The account book also reveals the pattern and frequency of events at the Vestry Hall. The tables show that the hall was busiest in the winter months, especially in December and January with Christmas and New Year celebrations, and exceptionally quiet in August which must have marked the height of Chiswick’s holiday season.

Other sources of information can provide more detail about the activities at the Vestry Hall. The Minute Books of the Vestry record details of the meetings they held there and the political decisions they made; from time to time they discussed improvements or authorised repairs to their hall. In March 1879, for example, they decided to spend over £40 on new seating out of the income made by letting the hall. During the 1880s they discussed the possibility of extending the hall and plans were prepared by Maurice B Adams, an architect who had designed some of the Bedford Park buildings, but these talks came to nothing.

A new local newspaper, The Chiswick Times, was first published on 29 March 1895 and provides some detail about the events held in the last few years covered by the account book. A newspaper advertisement and an article about the event the following week in April 1895 shed a great deal of light on a particularly successful concert listed only as “Mr Chevalier (Concert) £2.17s.0d” in the accounts. This was in fact Albert Chevalier, the singer who was famous for My Old Dutch and Old Kent Road. He was supported by Mr Alfred H West, Miss Belle Clancy and Mr Charles Bertram, and the programme included his latest successes – Our Court Ball, Tick Tock and Our Bazaar – as well as the old favourites. The newspaper reports that the hall was packed with all standing room taken and hundreds turned away. Ticket prices were 5 shillings (25p) and 3 shillings (15p) for reserved seats and 2 shillings (10p) or one shilling (5p) for unreserved places. With all seats taken, Mr Chevalier must have made a very healthy profit on his £2.17s.0d (£2.85) investment in hiring the Vestry Hall!Not all events were so successful; the paper reported in February 1896 that Messrs Spur and Crowson’s Minstrels gave an excellent entertainment but “unfortunately there was not a large audience”. The Chiswick Postal Athletic Club put on its first concert there two months later and provided a good programme which resulted in a crowded hall; the newspaper report also remarked upon the stage which had been “tastefully decorated with palms”.

In the first issue of the Chiswick Times, there was also a story about proposals to erect a rival hall on a site near the Roman Catholic Church. The article described the Vestry Hall as “not the most desirable place for concerts or entertainments of any kind” as “only a powerful voice can be heard at the rear and then the words can be heard by no means distinctly”. It went on to say that the “structure of the interior seems to render it unfit for concert or dramatic performances and it is only once in a way that the floor is planed and rendered convenient for dancing”. The article was intended to encourage local people to invest in the project to build the new hall.

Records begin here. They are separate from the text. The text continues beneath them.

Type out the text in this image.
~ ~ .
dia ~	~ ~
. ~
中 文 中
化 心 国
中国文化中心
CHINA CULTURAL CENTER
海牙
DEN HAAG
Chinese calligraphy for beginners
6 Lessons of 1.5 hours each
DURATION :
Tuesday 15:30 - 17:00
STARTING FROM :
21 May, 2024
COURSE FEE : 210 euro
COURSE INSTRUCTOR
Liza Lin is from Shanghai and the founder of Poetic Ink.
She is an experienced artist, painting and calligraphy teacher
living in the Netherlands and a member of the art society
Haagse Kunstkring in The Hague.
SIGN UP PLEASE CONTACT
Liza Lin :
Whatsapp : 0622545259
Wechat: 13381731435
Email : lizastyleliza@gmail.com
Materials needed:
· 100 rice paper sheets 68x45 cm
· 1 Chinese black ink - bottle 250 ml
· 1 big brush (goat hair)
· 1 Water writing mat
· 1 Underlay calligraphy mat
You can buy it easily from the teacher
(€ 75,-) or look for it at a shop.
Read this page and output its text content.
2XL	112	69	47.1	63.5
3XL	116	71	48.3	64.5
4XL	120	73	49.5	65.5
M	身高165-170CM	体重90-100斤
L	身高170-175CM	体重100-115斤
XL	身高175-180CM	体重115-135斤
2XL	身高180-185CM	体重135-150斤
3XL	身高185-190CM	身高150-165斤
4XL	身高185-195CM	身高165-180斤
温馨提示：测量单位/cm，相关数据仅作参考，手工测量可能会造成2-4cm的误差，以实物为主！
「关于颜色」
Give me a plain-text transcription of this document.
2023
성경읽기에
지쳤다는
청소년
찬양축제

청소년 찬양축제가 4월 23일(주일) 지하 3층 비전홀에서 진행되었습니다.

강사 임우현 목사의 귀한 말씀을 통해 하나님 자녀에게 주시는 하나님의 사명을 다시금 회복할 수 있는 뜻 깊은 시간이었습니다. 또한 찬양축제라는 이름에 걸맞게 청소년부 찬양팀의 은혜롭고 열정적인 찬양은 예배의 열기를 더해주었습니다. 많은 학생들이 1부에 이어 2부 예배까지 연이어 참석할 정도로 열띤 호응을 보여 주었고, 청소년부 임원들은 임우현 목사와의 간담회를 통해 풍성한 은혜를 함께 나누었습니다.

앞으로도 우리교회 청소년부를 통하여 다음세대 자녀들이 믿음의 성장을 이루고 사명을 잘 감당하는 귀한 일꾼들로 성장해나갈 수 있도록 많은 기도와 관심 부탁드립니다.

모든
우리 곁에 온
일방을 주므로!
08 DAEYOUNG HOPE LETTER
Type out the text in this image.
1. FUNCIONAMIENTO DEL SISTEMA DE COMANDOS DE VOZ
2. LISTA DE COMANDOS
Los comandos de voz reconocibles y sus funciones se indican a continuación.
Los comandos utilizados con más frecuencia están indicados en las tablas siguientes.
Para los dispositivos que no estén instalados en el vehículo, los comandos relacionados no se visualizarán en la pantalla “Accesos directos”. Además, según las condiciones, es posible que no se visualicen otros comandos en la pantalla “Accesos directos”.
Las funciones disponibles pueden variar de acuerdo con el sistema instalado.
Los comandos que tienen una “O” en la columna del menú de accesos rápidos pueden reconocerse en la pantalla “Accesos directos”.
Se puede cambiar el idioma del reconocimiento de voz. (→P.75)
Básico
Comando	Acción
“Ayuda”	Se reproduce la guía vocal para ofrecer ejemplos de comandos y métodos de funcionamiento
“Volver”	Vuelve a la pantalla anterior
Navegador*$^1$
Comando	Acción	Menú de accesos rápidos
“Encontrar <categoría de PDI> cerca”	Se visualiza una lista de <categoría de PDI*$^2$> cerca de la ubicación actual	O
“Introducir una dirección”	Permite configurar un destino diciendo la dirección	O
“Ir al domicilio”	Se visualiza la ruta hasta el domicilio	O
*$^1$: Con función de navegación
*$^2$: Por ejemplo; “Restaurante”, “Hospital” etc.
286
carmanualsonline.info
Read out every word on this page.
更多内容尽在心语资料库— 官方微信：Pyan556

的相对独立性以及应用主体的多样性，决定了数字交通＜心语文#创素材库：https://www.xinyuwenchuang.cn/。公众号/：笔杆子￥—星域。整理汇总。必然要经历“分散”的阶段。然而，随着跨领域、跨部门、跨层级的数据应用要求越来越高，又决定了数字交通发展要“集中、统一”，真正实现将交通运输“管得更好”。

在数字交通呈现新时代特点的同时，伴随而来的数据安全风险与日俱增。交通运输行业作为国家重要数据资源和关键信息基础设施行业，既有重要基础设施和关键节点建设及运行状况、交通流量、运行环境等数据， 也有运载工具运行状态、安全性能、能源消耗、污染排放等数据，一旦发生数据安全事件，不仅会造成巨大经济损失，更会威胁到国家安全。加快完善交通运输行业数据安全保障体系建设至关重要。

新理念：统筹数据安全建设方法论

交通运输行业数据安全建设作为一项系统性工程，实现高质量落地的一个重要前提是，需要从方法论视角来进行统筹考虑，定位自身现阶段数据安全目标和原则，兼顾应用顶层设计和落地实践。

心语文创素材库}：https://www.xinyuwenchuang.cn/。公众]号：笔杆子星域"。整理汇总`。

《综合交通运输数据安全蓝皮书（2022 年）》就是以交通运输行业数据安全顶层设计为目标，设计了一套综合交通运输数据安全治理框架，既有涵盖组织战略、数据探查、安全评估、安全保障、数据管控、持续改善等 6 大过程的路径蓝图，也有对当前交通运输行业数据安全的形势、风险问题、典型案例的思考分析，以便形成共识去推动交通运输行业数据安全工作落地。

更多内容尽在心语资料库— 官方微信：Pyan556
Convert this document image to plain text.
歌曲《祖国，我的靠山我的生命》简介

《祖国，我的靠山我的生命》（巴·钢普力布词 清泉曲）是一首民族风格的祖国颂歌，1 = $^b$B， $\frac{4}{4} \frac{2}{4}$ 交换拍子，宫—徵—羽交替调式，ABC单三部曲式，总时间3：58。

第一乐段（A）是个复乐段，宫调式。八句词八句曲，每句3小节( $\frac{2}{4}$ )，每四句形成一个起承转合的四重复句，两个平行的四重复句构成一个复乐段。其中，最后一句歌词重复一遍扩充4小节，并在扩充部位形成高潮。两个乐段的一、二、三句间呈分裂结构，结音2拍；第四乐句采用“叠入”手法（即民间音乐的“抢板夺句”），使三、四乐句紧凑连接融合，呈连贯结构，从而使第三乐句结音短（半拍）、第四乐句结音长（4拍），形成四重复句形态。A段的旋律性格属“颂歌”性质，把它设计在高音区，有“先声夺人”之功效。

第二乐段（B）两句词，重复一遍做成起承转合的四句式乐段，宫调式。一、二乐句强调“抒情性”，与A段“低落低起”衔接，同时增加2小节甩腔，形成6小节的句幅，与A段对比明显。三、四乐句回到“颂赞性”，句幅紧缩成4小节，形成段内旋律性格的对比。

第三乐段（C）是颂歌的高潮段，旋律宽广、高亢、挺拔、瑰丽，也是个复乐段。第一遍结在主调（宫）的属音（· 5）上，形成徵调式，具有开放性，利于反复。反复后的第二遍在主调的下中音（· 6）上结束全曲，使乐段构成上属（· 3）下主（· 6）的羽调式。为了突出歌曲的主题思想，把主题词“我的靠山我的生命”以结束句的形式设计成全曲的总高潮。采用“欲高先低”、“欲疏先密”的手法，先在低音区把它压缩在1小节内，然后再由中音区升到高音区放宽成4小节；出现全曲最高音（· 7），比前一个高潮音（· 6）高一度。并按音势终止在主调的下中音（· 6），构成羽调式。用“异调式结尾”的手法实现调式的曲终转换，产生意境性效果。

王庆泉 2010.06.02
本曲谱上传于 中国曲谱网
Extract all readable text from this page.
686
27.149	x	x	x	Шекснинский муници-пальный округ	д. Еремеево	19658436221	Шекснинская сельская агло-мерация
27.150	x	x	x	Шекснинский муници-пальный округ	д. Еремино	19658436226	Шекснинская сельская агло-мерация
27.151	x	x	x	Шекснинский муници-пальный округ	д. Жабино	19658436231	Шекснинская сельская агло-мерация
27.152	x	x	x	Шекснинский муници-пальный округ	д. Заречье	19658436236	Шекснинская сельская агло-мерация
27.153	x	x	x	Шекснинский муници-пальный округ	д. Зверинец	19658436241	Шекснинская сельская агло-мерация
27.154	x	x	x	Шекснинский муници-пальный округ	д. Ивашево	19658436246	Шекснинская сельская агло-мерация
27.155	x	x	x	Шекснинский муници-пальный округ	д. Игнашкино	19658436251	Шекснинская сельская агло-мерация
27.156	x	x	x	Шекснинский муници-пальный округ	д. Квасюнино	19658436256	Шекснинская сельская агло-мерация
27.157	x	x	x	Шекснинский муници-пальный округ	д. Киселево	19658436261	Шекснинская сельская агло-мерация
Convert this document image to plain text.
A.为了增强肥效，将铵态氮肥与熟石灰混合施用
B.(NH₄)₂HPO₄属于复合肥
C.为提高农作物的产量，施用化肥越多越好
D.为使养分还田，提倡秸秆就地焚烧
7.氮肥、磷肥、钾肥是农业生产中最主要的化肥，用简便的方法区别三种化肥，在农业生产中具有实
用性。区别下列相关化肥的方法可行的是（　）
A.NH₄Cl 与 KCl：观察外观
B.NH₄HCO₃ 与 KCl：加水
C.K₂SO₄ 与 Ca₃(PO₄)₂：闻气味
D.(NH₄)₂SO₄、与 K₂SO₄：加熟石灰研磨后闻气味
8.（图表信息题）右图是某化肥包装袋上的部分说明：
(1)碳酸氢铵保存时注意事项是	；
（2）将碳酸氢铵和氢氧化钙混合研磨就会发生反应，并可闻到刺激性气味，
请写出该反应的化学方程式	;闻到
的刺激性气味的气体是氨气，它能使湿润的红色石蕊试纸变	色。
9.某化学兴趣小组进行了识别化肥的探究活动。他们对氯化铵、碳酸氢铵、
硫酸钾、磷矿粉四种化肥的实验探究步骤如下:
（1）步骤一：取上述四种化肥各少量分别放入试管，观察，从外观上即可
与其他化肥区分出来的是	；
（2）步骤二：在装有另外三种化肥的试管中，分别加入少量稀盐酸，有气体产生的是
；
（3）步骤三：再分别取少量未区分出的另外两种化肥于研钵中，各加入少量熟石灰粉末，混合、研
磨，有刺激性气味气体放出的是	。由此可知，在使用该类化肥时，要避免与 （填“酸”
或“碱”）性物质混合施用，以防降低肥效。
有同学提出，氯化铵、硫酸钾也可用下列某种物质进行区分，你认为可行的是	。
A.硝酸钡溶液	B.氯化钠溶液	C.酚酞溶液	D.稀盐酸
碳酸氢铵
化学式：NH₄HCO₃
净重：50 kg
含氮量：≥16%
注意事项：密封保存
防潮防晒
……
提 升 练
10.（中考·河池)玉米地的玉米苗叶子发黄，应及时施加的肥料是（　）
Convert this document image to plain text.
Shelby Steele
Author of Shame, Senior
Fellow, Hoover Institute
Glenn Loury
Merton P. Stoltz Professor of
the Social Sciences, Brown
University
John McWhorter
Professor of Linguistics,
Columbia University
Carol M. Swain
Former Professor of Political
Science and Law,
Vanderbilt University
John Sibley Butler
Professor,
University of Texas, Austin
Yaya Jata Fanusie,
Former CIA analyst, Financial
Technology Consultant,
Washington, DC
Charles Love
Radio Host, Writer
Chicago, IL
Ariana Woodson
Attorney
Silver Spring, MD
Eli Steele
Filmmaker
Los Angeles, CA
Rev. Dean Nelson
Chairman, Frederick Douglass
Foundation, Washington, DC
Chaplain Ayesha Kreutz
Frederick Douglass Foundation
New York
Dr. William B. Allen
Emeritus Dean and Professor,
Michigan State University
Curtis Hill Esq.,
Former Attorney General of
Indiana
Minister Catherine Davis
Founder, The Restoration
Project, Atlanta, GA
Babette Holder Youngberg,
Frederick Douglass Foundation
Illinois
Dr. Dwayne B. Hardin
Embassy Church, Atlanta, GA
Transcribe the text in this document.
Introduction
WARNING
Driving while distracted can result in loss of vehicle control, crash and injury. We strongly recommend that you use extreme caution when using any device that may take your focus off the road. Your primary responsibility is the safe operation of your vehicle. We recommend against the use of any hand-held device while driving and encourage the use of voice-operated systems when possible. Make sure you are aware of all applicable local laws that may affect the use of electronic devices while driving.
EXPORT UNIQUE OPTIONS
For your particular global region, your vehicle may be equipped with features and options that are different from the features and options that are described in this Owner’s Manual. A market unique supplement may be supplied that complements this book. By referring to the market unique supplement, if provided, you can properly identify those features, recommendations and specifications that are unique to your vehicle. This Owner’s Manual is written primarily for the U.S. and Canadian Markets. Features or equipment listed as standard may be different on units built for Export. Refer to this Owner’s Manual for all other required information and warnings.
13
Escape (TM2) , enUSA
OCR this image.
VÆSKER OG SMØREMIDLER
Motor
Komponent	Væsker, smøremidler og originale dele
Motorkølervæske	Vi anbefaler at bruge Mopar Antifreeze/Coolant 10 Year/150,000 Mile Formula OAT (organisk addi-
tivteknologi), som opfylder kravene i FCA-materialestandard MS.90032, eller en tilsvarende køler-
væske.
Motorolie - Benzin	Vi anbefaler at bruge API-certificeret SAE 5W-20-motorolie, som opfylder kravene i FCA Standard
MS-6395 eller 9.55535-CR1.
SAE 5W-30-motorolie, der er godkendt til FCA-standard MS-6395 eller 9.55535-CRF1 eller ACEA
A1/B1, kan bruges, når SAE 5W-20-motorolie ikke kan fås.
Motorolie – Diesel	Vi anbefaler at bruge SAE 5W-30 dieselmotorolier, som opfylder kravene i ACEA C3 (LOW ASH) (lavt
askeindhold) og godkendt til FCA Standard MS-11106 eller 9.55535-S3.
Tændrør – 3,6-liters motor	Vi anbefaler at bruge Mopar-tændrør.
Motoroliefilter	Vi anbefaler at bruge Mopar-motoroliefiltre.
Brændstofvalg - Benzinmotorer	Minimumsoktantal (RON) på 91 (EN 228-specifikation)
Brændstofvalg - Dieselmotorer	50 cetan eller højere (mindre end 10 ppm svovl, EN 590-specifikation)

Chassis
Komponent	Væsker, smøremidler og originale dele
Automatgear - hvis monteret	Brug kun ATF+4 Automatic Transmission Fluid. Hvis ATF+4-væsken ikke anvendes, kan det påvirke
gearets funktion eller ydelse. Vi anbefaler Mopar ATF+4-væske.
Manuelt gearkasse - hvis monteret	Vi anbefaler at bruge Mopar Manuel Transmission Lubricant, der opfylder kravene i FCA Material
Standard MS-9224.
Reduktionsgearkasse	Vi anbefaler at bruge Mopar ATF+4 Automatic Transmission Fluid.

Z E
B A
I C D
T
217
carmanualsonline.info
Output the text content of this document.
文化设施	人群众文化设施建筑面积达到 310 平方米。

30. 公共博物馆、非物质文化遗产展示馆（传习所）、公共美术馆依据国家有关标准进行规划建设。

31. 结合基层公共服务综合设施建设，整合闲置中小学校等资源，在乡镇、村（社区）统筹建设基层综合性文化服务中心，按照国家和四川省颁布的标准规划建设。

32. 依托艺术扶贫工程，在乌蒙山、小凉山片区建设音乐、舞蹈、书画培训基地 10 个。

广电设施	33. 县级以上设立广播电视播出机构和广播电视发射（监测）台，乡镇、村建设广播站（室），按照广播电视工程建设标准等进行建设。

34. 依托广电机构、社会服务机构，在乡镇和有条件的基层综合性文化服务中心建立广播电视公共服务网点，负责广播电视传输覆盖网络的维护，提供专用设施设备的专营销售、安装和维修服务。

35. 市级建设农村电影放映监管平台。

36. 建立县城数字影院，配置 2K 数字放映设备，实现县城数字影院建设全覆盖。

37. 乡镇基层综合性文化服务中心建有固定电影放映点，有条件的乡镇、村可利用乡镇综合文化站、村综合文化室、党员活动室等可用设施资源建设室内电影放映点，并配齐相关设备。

It cannot have succeeded for the new hall was not heard of again. By 1901, however, the Urban District Council had added major extensions and turned the Vestry Hall into the Town Hall we know today.

The building remained the Town Hall until Chiswick became a part of the new London Borough of Hounslow in 1965. The most recent departments transferred to the new Civic Centre in Hounslow in 1985 were the Rates Office and the Registry Office; at that time the Hall housed the Citizen’s Advice Bureau and a variety of local classes, public meetings, bazaars and theatrical performances once again. It twice provided the venue for the Annual Local History Conference organised by West London’s local history societies and also for the Brentford & Chiswick Local History Society’s 25th Anniversary Dinner in January 1983.